Memory management is a process of observing the Server behavior and tuning the JVM hotspot parameters so that the Fiorano Peer Server is able to perform at its highest throughput with the lowest risk of running into Memory related problems. This is not an optional step to just improve performance; memory tuning and management have to be done at the server to avoid a class of serious problems that could occur because of improper configurations of the Virtual Machine (VM) on which the Server is running. Problems of this nature are very hard to reproduce and can create a lot of confusion with regards to the server behavior.
For example, if one of the "Stop the world garbage collection" calls stops or pauses the Peer VM for more than the time the Enterprise Server waits for a response to an action command, the request times out and there will be an error thrown in Fiorano Studio. If the Primary Peer VM is paused for an interval greater than the ping interval, the backup HA Server might think the primary server is down which can lead to problems.

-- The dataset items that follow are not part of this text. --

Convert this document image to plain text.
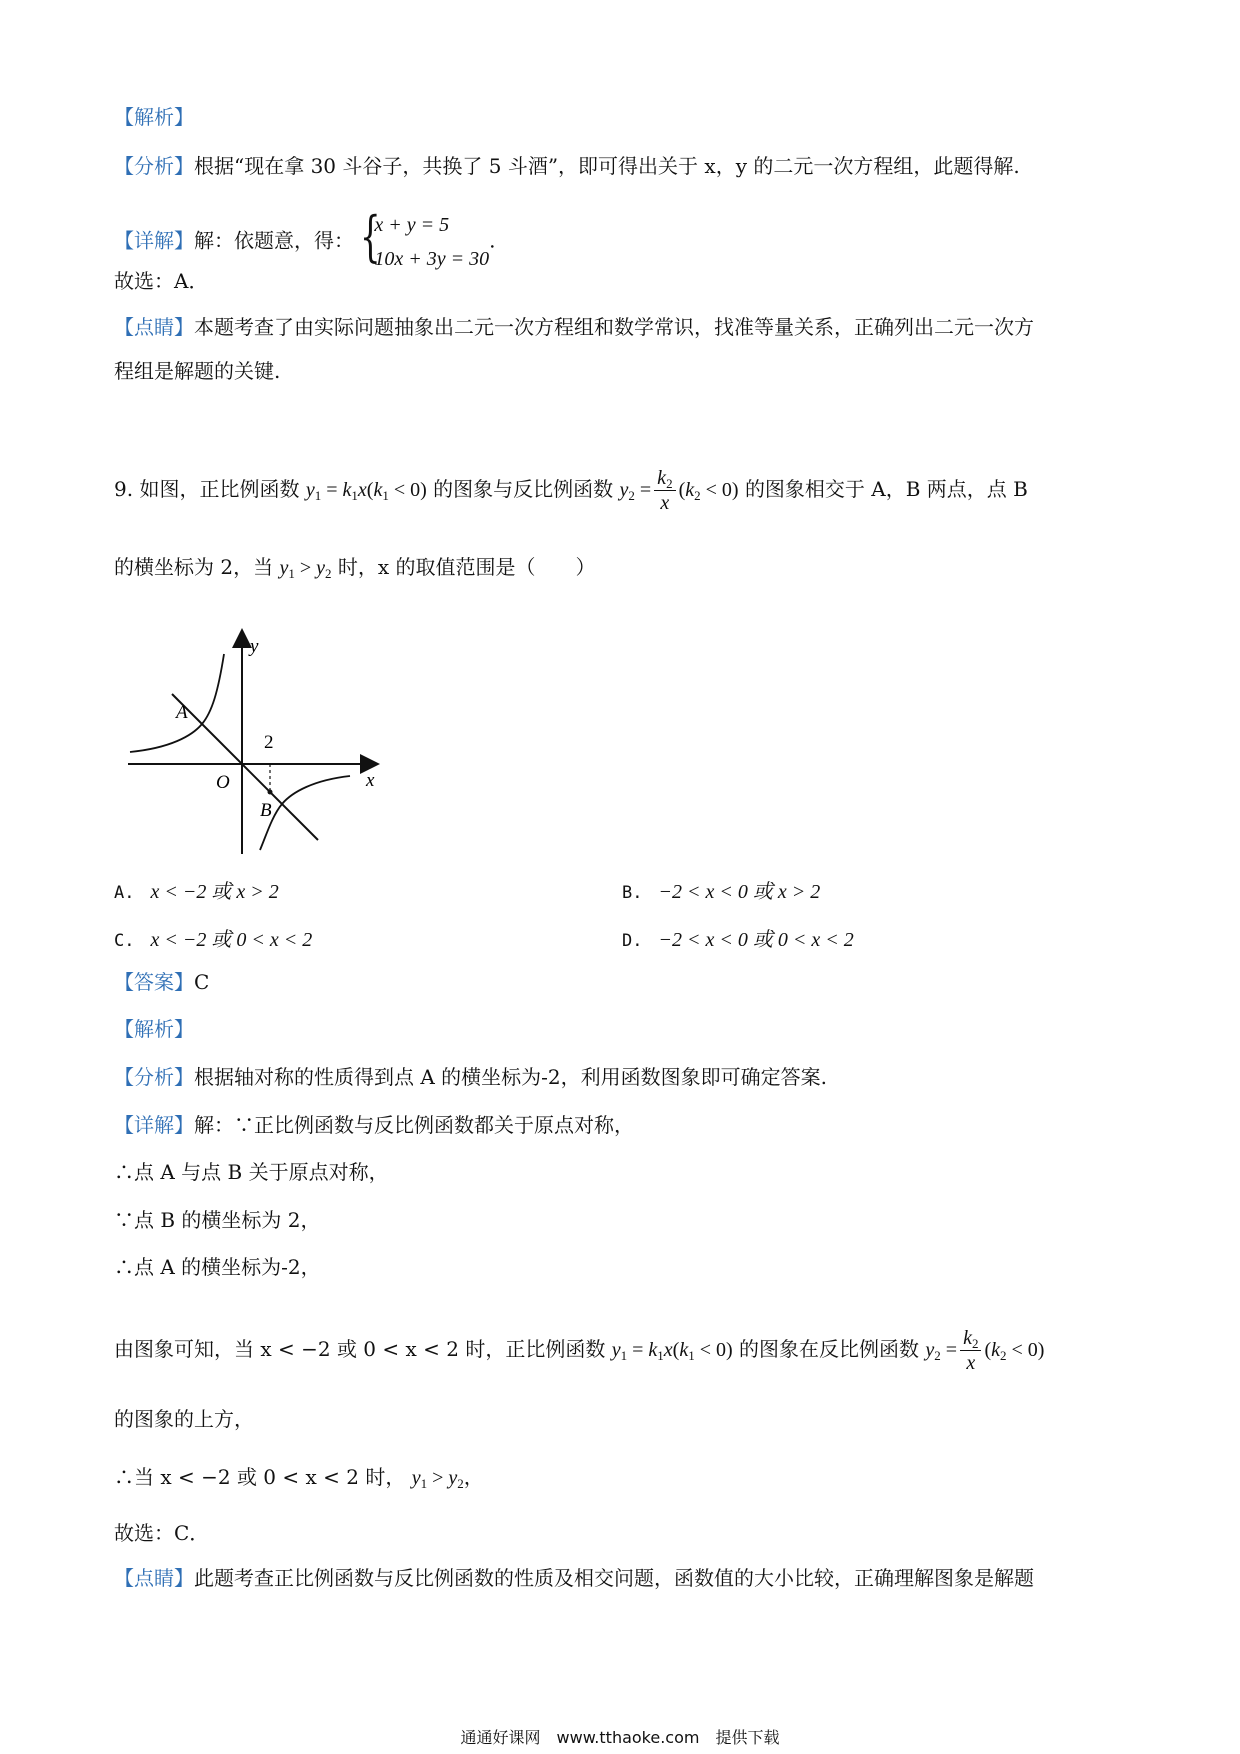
【解析】
【分析】根据“现在拿 30 斗谷子，共换了 5 斗酒”，即可得出关于 x，y 的二元一次方程组，此题得解.
【详解】解：依题意，得： {
x + y = 5
10x + 3y = 30
.
故选：A．
【点睛】本题考查了由实际问题抽象出二元一次方程组和数学常识，找准等量关系，正确列出二元一次方
程组是解题的关键.
9. 如图，正比例函数 $y_1 = k_1x(k_1 < 0)$ 的图象与反比例函数 $y_2 = \frac{k_2}{x} (k_2 < 0)$ 的图象相交于 A，B 两点，点 B
的横坐标为 2，当 $y_1 > y_2$ 时，x 的取值范围是（　　）
y
x
O
A
B
2
A. x < −2 或 x > 2	B. −2 < x < 0 或 x > 2
C. x < −2 或 0 < x < 2	D. −2 < x < 0 或 0 < x < 2
【答案】C
【解析】
【分析】根据轴对称的性质得到点 A 的横坐标为-2，利用函数图象即可确定答案.
【详解】解：∵正比例函数与反比例函数都关于原点对称，
∴点 A 与点 B 关于原点对称，
∵点 B 的横坐标为 2，
∴点 A 的横坐标为-2，
由图象可知，当 x < −2 或 0 < x < 2 时，正比例函数 $y_1 = k_1x(k_1 < 0)$ 的图象在反比例函数 $y_2 = \frac{k_2}{x} (k_2 < 0)$
的图象的上方，
∴当 x < −2 或 0 < x < 2 时， $y_1 > y_2$，
故选：C．
【点睛】此题考查正比例函数与反比例函数的性质及相交问题，函数值的大小比较，正确理解图象是解题
通通好课网　www.tthaoke.com　提供下载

Tuning the memory is also very important for achieving throughput goals. A badly tuned server may spend almost all of its time doing garbage collection sparing only a few CPU cycles for the server execution.
The following sections describe the factors considered when the Peer Server VM is tuned.
Factors considered when Peer Server is Tuned
Physical Machine Configuration
One of the most important factors in tuning the Peer VM is the actual machine hardware configuration. The amount of physical memory, the number of CPUs or cores, the Operating System, type of the system (32-bit or 64-bit), and so on, all have a bearing on performance. The server can afford an efficient concurrent garbage collection if it has more Processor cycles to spare. A few GC algorithms run best on a single core and while others have to be run only on multi-core machines. The native process stack size can be reduced for some hardware and OS combinations while for others it is not safe to do so. If the heap space allocated to the peer is much larger than the actual physical memory, a lot of swap occurs between the cache and memory, severely degrading the server performance. A larger memory allocated for the server would also mean a larger pause time for the garbage collector to do a full system cleanup.
Java Virtual Machine
The version of JVM used and the type of JVM (32-bit or 64-bit) is probably the next most important factor in the tuning of parameters for the server VM. A newer version of the JVM may have new Garbage collection algorithms implemented and the existing algorithms can be better tuned or may behave differently in certain cases. A server running with a 64-bit JVM can take more heap space than one running with a 32-bit JVM. More heap memory can be allocated to the server with 64-bit JVM than one with a 32-bit JVM which has a physical limit of 4 GB on the Process Address Space.
Machine Setup
Although it is preferable to have a dedicated server setup for each Fiorano Peer Server, but due to hardware limitations, this often is not possible. Other programs may have to run simultaneously with the Peer Server which competes for available CPU cycles and available memory. The Peer Server has to be tuned differently depending on the number of other programs running on the deployment machine.
Processing Message Size
This is one of the most important factors deciding the amount of memory required by the Peer VM. The Peer VM is a JMS broker which transfers messages from the components to other components. The memory required by the Peer Server VM depends on JMS context settings like persistence, in-memory buffer size, number of connections/sessions/ created and more importantly the message sizes handled. The components running in-memory can require additional memory typically equivalent to four or five times the size of the message to parse the XML and process it.
Peer Server Load
The Peer Server load is the number of components which are launched by it. Components can be launched in-memory - which means the component runs in the same VM as the Peer Server. For each component, a set of JMS resources are created which consume Heap Memory and a certain number of threads are created per JMS session spawned. For components launched in-memory, the classes loaded for the components to be launched affect the VM perm gen space as well as the memory required by the component to run.
Recommendations
The following tree gives you a guideline of the JVM hotspot settings for a set of combinations for the above factors. These recommendations are only guidelines and not stead-fast rules. It is recommended to tune the server starting with one of the recommended settings which match closely with the setup. These recommendations have consistent system behavior as their top priority, followed by performance.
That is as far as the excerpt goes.